In 2002, Beckman and Kaseman formed the firm Kaseman Beckman Advanced Strategies (KBAS) to compete for the Pentagon Memorial contract. The Pentagon selected their proposal from among more than 1,000 entries from around the world, awarded them the contract in 2003. In 2012, the American Institute of Architects awarded KBAS a National Medal of Service (a gold medallion) at their Architects of Healing ceremony, which honored architects involved in 9/11 memorials and rebuilding efforts.

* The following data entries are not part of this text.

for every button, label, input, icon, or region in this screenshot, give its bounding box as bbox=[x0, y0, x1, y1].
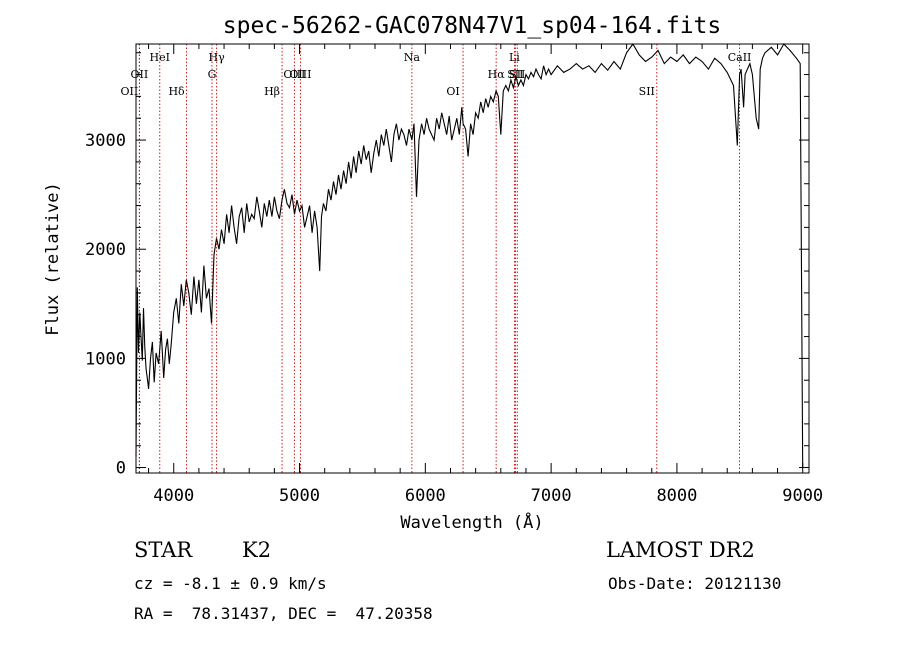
x-tick-label: 4000 bbox=[153, 486, 194, 506]
y-tick-label: 0 bbox=[116, 459, 126, 479]
x-tick-label: 6000 bbox=[405, 486, 446, 506]
y-tick-label: 2000 bbox=[85, 240, 126, 260]
object-subclass: K2 bbox=[242, 538, 272, 562]
line-label: CaII bbox=[728, 51, 752, 64]
line-label: OIII bbox=[289, 68, 311, 81]
x-tick-label: 8000 bbox=[656, 486, 697, 506]
line-label: Li bbox=[509, 51, 520, 64]
line-label: G bbox=[208, 68, 217, 81]
line-label: SII bbox=[509, 68, 525, 81]
line-label: HeI bbox=[150, 51, 170, 64]
line-label: Hγ bbox=[209, 51, 226, 64]
coordinates-readout: RA = 78.31437, DEC = 47.20358 bbox=[134, 604, 433, 623]
spectral-line-markers: OIIOIIHeIHδGHγHβOIIIOIIINaOIHαSIILiSIISI… bbox=[121, 44, 752, 473]
line-label: SII bbox=[507, 68, 523, 81]
line-label: OI bbox=[446, 85, 459, 98]
observation-date: Obs-Date: 20121130 bbox=[608, 574, 782, 593]
object-type: STAR bbox=[134, 538, 193, 562]
axis-ticks: 4000 5000 6000 7000 8000 9000 0 1000 2000 3000 bbox=[85, 44, 823, 506]
line-label: OIII bbox=[283, 68, 305, 81]
survey-name: LAMOST DR2 bbox=[606, 538, 755, 562]
velocity-readout: cz = -8.1 ± 0.9 km/s bbox=[134, 574, 327, 593]
y-tick-label: 1000 bbox=[85, 349, 126, 369]
chart-title: spec-56262-GAC078N47V1_sp04-164.fits bbox=[223, 13, 722, 39]
y-tick-label: 3000 bbox=[85, 131, 126, 151]
line-label: OII bbox=[121, 85, 139, 98]
x-tick-label: 9000 bbox=[782, 486, 823, 506]
line-label: Hδ bbox=[168, 85, 185, 98]
x-tick-label: 7000 bbox=[531, 486, 572, 506]
x-tick-label: 5000 bbox=[279, 486, 320, 506]
line-label: Na bbox=[404, 51, 421, 64]
spectrum-chart: spec-56262-GAC078N47V1_sp04-164.fits OII… bbox=[43, 13, 823, 533]
line-label: SII bbox=[639, 85, 655, 98]
line-label: Hβ bbox=[264, 85, 280, 98]
line-label: Hα bbox=[488, 68, 506, 81]
y-axis-label: Flux (relative) bbox=[43, 182, 63, 336]
spectrum-series bbox=[135, 42, 804, 468]
x-axis-label: Wavelength (Å) bbox=[400, 511, 543, 533]
plot-frame bbox=[135, 43, 810, 474]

Beckman and Kaseman's firm has also several other notable awards. In 2011, the American Council of Engineering Companies awarded KBAS their National Honor Award. That year, the Illuminating Engineering Society of North America awarded the firm a Philament Award, and McGraw-Hill Construction selected them for Project of the Year in park/side/landscaping. The Design-Build Institute of America also awarded KBAS their Design-Build Excellence Award. In 2006, the Architectural League of New York named KBAS as a winner of the Young Architects competition for projects in the theme Instability.

==Academia==
Beckman taught in the Departments of Architecture and Landscape Architecture in the School of Design at the University of Pennsylvania in Philadelphia, Pennsylvania from 2005 to 2013. She also served as associate chair and director of student services for the Department of Architecture.

In 2014, Beckman joined the faculty of the College of Architecture and Design at the University of Tennessee's main campus in Knoxville. She serves as their director of student services. Speaking about her architectural research and design activities, Beckman presented an invited lecture in the Church Memorial Lecture Series at UT on January 13, 2014.

==Personal life==
In 2006, Beckman married Kaseman, whom she met during graduate studies at Columbia University. They have one child.